ARBITRATION AWARD CONFIRMATION DECISIONS
Four recent opinions dealt with arbitration award confirmation on a variety of bases.
- In Cuie v. Nordstrom, Inc., No. 07-1114 (3d Cir. Aug. 14, 2007) the court affirmed the denial of a motion to vacate an arbitration award. The Court characterized the arguments of the movant as being nothing more than that the arbitrator had made the wrong decision.
- In Coastal Caisson Corp. v. E. E. Cruz/NAB/Frontier-Kemper, Case No. 05-7462 (USDC S.D. N.Y. Aug. 10, 2007), the court had vacated an initial arbitration decision as being in manifest disregard of law. The court confimed a second award entered after the matter was remanded to the panel. This decision also addresses the availability of pre-judgment interest.

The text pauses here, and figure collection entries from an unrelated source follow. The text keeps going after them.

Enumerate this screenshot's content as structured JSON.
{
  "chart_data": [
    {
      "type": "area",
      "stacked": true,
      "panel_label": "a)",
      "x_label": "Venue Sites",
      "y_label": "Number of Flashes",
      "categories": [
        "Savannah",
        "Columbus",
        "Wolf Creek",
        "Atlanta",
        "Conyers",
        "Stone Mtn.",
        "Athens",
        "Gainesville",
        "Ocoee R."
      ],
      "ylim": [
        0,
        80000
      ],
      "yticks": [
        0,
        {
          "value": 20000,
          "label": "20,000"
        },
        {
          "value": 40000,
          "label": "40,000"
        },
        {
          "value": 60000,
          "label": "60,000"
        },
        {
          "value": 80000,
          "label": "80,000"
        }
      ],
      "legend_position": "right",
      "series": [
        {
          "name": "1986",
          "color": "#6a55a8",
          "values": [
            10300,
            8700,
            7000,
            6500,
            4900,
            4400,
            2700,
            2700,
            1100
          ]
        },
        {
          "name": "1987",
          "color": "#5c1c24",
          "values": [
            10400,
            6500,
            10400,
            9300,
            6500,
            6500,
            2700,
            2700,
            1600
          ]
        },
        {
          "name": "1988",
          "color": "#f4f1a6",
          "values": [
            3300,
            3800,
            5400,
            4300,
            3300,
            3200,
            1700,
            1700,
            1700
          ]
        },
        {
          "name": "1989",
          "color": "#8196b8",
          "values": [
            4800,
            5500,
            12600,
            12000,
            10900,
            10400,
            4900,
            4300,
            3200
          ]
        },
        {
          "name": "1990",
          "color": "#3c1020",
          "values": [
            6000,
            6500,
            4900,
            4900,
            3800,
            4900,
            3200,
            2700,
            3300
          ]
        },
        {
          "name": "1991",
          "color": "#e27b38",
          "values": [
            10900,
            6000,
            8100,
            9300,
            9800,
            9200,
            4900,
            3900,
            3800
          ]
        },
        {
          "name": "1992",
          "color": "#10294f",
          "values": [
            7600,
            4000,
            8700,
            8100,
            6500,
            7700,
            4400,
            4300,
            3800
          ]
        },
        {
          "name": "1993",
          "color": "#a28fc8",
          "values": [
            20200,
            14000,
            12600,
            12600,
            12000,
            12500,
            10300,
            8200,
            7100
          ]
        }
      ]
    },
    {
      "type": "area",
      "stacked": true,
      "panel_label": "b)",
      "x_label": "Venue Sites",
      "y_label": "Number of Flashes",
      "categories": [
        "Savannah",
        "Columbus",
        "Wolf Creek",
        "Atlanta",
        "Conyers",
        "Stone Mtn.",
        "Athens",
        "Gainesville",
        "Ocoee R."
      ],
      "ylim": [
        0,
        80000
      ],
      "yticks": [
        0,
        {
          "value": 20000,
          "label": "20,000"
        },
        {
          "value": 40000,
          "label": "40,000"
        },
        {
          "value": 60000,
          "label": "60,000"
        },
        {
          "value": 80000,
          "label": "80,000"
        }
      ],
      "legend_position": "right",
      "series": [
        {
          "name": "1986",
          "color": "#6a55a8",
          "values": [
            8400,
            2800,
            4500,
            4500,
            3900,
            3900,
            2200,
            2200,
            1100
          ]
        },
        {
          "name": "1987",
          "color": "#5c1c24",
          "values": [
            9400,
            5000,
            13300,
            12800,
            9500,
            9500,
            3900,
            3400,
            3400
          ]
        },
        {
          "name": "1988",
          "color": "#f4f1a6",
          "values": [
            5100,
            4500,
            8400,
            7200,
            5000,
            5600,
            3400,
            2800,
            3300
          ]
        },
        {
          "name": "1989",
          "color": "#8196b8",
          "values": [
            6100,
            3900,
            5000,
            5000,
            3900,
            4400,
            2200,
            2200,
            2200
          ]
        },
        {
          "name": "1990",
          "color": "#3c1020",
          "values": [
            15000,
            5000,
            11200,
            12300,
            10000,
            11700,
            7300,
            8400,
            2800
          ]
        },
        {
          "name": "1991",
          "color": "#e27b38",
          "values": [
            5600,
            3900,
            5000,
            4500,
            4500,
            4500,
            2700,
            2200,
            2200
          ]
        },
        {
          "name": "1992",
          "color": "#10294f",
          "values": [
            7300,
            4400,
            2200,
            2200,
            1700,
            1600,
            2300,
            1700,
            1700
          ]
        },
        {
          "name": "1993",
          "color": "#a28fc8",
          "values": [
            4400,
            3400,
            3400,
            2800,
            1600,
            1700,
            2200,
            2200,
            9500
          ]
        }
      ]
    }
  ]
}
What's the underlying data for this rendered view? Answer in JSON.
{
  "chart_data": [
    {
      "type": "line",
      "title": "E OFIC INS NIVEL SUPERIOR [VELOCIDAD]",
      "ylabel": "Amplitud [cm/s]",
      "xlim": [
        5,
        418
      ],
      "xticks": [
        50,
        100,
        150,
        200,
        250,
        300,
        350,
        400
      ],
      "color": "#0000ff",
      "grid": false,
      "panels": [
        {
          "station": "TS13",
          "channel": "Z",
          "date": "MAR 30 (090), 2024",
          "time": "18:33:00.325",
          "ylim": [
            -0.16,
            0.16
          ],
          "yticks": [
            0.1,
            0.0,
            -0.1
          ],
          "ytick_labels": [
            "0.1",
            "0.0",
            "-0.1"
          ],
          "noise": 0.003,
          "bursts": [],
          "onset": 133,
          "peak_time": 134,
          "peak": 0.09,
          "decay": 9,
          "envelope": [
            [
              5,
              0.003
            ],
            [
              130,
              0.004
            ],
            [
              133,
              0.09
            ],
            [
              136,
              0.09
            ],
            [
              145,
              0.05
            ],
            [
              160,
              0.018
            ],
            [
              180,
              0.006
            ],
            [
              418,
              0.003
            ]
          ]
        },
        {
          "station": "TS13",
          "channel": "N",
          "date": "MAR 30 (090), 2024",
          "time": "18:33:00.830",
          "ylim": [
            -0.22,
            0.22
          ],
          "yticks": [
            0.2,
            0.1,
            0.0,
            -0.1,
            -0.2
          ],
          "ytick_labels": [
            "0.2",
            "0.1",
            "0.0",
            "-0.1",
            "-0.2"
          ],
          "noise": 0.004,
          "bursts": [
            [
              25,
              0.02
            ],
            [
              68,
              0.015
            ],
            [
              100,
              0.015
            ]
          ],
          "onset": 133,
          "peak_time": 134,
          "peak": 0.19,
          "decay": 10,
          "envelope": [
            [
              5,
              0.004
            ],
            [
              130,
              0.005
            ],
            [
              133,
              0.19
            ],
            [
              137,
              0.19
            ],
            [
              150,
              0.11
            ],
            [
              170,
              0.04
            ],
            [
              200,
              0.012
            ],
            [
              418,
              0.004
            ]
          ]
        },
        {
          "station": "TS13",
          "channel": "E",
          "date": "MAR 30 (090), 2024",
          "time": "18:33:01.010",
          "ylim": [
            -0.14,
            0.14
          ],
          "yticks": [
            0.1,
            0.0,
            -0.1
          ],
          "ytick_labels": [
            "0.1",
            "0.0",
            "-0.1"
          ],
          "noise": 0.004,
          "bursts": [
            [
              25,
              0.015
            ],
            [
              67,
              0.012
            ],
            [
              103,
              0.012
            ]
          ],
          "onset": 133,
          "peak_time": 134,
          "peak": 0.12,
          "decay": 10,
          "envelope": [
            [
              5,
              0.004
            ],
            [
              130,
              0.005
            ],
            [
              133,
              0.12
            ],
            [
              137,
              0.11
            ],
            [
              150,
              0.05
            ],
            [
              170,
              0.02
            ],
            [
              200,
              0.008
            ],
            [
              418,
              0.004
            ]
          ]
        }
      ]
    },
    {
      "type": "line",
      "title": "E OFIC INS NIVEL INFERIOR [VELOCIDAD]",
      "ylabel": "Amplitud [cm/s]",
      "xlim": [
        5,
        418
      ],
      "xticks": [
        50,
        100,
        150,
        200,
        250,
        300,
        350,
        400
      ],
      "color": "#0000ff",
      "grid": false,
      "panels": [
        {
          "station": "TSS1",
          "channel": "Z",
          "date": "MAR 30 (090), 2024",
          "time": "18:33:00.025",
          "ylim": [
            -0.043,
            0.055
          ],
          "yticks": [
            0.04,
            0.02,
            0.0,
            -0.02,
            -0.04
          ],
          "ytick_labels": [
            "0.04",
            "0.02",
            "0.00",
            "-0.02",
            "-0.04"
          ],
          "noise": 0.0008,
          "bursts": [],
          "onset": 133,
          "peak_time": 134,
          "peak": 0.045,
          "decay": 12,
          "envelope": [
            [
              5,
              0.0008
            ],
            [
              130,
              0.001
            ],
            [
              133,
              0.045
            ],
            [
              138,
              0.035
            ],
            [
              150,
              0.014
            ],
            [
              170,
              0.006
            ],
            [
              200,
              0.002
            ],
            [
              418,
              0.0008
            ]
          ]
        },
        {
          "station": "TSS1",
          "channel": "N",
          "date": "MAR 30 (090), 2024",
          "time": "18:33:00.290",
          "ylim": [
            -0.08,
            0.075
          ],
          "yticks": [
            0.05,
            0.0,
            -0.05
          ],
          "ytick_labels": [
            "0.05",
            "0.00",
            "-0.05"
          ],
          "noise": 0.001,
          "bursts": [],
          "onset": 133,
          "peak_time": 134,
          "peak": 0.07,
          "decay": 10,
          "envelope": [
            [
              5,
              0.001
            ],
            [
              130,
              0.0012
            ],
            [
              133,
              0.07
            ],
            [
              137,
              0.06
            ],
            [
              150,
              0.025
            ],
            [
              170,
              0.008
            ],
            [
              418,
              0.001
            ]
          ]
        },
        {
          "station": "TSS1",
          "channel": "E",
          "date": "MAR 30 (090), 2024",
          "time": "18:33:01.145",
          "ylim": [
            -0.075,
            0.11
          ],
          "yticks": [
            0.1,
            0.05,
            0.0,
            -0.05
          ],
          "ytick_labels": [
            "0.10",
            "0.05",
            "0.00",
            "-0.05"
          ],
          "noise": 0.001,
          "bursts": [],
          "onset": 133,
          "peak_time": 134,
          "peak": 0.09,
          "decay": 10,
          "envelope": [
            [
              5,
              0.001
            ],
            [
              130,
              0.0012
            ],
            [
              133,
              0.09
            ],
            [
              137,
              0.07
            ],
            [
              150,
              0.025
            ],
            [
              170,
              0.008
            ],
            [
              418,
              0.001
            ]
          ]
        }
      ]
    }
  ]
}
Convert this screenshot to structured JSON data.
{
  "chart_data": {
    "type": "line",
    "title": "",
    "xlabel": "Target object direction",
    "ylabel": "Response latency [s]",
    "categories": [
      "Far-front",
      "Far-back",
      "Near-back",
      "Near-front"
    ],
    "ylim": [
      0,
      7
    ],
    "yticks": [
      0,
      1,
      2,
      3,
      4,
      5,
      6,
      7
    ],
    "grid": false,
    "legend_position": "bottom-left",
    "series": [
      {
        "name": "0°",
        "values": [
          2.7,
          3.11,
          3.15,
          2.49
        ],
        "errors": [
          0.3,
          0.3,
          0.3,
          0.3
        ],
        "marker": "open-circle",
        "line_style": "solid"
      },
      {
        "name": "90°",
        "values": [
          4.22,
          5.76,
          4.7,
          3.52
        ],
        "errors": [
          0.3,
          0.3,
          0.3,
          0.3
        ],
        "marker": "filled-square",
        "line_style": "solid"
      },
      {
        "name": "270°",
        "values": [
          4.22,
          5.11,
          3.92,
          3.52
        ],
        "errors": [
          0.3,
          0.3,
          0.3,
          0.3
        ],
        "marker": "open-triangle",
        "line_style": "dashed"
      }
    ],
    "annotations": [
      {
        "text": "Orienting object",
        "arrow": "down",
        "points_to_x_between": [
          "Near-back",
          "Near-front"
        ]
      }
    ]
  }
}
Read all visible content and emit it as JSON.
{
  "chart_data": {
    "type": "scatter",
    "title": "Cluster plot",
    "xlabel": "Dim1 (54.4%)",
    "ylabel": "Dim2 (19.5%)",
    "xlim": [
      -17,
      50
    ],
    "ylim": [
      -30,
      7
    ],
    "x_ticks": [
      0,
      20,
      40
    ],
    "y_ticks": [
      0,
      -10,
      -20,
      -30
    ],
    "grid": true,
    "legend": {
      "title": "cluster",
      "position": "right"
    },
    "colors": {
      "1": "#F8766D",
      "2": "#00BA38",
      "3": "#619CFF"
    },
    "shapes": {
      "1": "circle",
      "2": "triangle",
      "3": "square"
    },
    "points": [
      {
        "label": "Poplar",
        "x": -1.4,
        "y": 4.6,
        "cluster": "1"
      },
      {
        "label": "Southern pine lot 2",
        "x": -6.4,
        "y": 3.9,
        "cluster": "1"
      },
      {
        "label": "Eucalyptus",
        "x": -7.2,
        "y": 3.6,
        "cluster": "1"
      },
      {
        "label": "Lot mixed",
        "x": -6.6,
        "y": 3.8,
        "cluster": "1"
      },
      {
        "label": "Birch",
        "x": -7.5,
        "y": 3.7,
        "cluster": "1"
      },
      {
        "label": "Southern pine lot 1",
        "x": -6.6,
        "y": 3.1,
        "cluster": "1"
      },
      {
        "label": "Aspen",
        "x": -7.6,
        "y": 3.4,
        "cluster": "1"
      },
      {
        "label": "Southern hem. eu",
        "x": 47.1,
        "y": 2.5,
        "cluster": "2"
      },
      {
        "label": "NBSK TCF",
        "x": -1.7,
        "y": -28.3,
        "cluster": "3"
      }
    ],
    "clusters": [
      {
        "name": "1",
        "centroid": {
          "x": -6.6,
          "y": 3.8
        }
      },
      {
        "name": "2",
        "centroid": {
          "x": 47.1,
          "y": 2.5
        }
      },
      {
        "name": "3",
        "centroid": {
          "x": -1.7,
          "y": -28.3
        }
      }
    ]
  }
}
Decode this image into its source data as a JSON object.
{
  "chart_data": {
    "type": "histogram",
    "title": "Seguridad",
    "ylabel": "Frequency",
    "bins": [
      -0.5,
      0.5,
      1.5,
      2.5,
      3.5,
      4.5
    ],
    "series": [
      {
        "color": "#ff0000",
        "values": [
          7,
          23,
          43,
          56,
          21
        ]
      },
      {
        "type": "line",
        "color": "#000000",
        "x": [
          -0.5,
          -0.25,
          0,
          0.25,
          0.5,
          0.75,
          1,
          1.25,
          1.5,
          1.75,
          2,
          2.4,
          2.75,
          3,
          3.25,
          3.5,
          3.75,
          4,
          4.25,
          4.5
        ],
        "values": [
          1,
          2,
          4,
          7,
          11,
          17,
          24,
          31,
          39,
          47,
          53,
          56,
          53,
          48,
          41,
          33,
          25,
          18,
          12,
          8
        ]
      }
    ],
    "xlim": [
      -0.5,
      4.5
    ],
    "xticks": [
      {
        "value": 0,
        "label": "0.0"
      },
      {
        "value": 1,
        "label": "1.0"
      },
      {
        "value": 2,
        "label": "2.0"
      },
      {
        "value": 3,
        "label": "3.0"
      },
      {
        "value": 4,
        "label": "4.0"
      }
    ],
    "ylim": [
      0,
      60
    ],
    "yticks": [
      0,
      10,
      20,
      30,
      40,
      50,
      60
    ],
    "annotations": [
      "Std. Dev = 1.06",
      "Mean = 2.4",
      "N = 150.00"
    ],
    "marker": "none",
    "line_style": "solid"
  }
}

- In Hutchinson v. Farm Family Casualty Ins. Co., Case No. 99-2584 (USDC D. Conn. Aug. 20, 2007), the court denied a motion to vacate an award based upon the contention that the panel's decision with respect to choice of law exceeded its authority.
- In New Regency Productions, Inc. v. Nippon Herald Films, Inc., No. 05-55224 (9th Cir. Sept. 4, 2007), the court affimed the vacation of an award on the basis of evident partiality on the part of the arbitrator. The arbitrator took a new employment position and failed to investigate a potential conflict. The court held that he was under a duty to investigate potential conflicts and make an appropriate disclosure, and that the fact that the arbitrator did not have actual knowledge of a conflict did not excuse this breach of duty.